Penghapusan mandatory spending 5% dalam UU Kesehatan yang baru oleh Kemenkes diharapkan dapat menjadi bagian dari pemerataan layanan kesehatan menuai banyak kontroversi. Pasalnya, penghapusan mandatory spending ini berpotensi mengurangi sumber daya kesehatan yang ada. Banyak obat-obatan esensial seperti ARV untuk HIV atau insulin untuk diabetes yang dibiayai dari 5% tersebut. Jika 5% ini tidak lagi menjadi mandatory maka dikhawatirkan alokasi anggaran kesehatan menjadi banyak berkurang yang berakibat pada berkurangnya sumber daya kesehatan esensial yang wajib dipenuhi untuk menjamin pelayanan kesehatan yang berkualitas.

Daerah dengan APBD terbatas diprediksi akan mengalami kesulitan tanpa adanya anggaran wajib ini karena mereka masih sangat bergantung dengan pembiayaan dari anggaran wajib ini. Dampak pada domain efisiensi adalah keterbatasan sumber daya dapat memicu praktek-praktek inefisiensi seperti rujukan yang tidak perlu, tingginya readmisi, dan antrian yang panjang di fasilitas kesehatan. Di sisi lain, penghapusan mandatory spending juga berpengaruh pada peningkatan efisiensi dimana seringkali program kesehatan yang dirancang tidak berpatokan pada kebutuhan dan lebih kepada penghabisan anggaran yang ada saja sehingga apabila diikuti dengan prioritisasi dan kajian kebutuhan di masyarakat tanpa adanya mandatory spending selama alokasi anggaran tersebut menjawab kebutuhan masyarakat hal ini tidak menjadi masalah. Yang perlu dipertimbangkan adalah bagaimana mengatasi masalah ketimpangan yang ada.

2. Kriminalisasi tenaga kesehatan

Isu kriminalisasi tenaga kesehatan dalam UU Kesehatan juga kencang berhembus terutama dari organisasi-organisasi profesi yang menolak adanya pasal terkait dengan ancaman pidana bagi tenaga kesehatan yang melakukan kelalaian (pasal 462) yang mana point kelalaian ini perlu didefinisikan secara jelas. Dari aspek efisiensi, hal ini dapat menjadi kekuatan dan kelemahan dalam meningkatkan efisiensi.

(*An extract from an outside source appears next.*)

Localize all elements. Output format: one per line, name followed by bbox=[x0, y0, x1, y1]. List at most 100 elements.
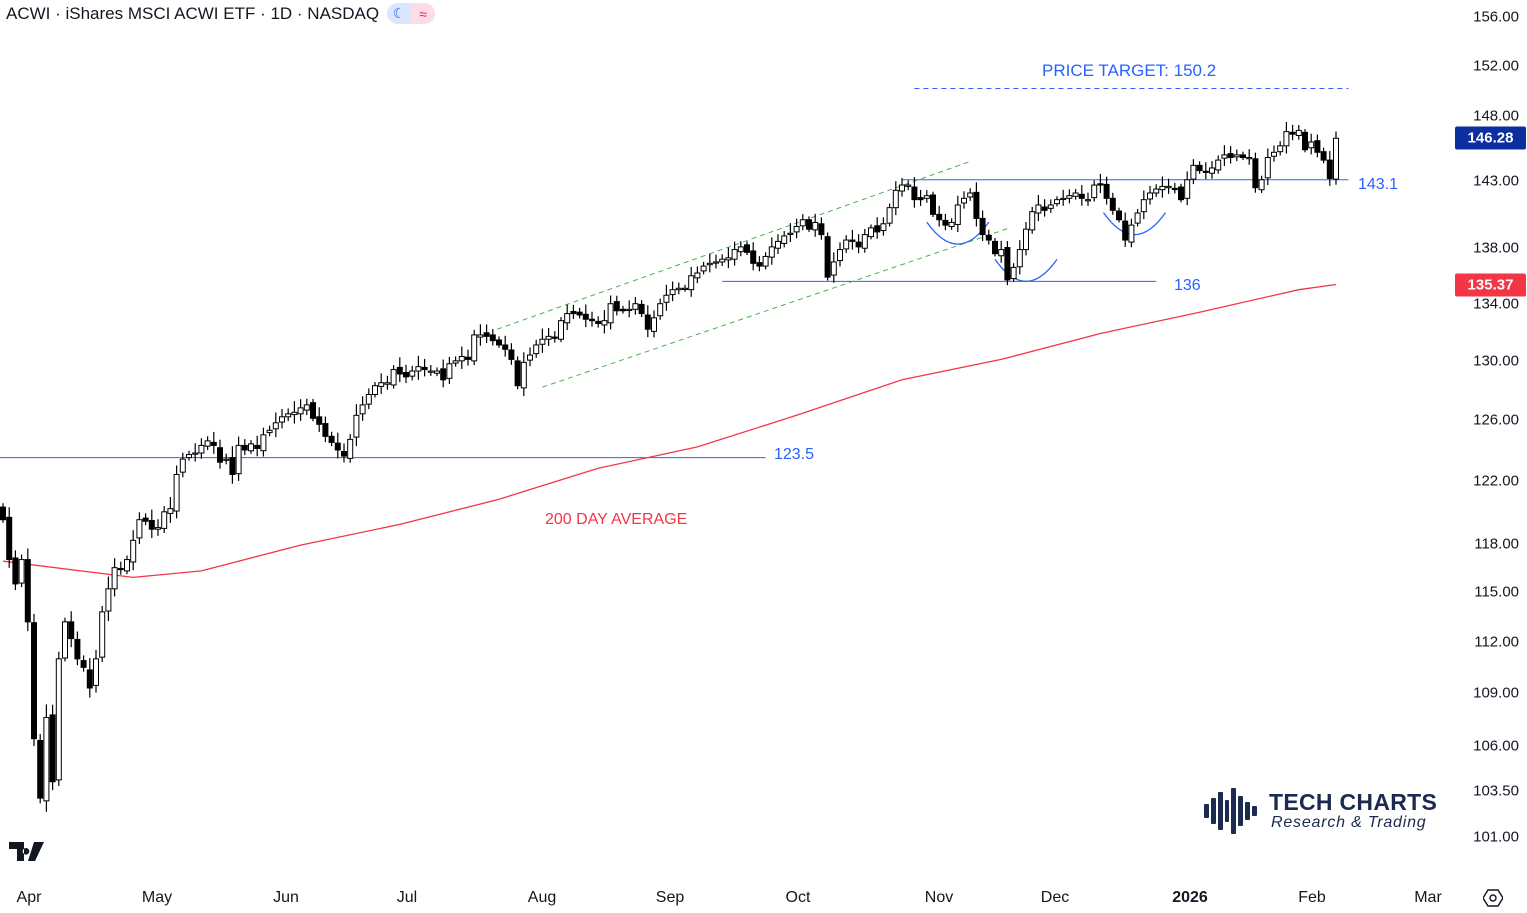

Keuntungan artinya tenaga kesehatan tidak lagi semena-mena dalam meresepkan antibiotik, melakukan test lab yang berkali-kali, dan tindakan lainnya yang memboroskan sumber daya tanpa adanya kontribusi pada outcome. Namun demikian, ketegasan ini perlu ditelaah kembali agar tidak menimbulkan ketakutan diantara tenaga kesehatan yang justru dapat menimbulkan pemborosan misalnya untuk menghindari “kelalaian” tenaga kesehatan menghindari efek samping dari terapi yang ada dengan alternative yang lebih “aman” namun memperpanjang lama perawatan pasien.

3. Pembatasan organisasi profesi

Isu pembatasan peran dari organisasi profesi dalam sistem kesehatan juga menjadi salah satu isu yang paling banyak ditentang dalam UU Kesehatan yang baru. Mulai dari perijinan praktek tenaga kesehatan (pasal 234 dan 235), pelibatan dokter asing (pasal 233), jumlah dan jenis organisasi profesi (pasal 314), dan kedudukan konsil kedokteran dan konsil tenaga kesehatan Indonesia dalam struktur sistem kesehatan (pasal 239) masih belum jelas dibahas di dalam UU Kesehatan yang baru. Fungsi pengawasan dari organisasi profesi melalui rekomendasi untuk membuat surat ijin praktek dianggap tidak lagi penting sehingga berpotensi menghasilkan tenaga kesehatan yang tidak kompeten.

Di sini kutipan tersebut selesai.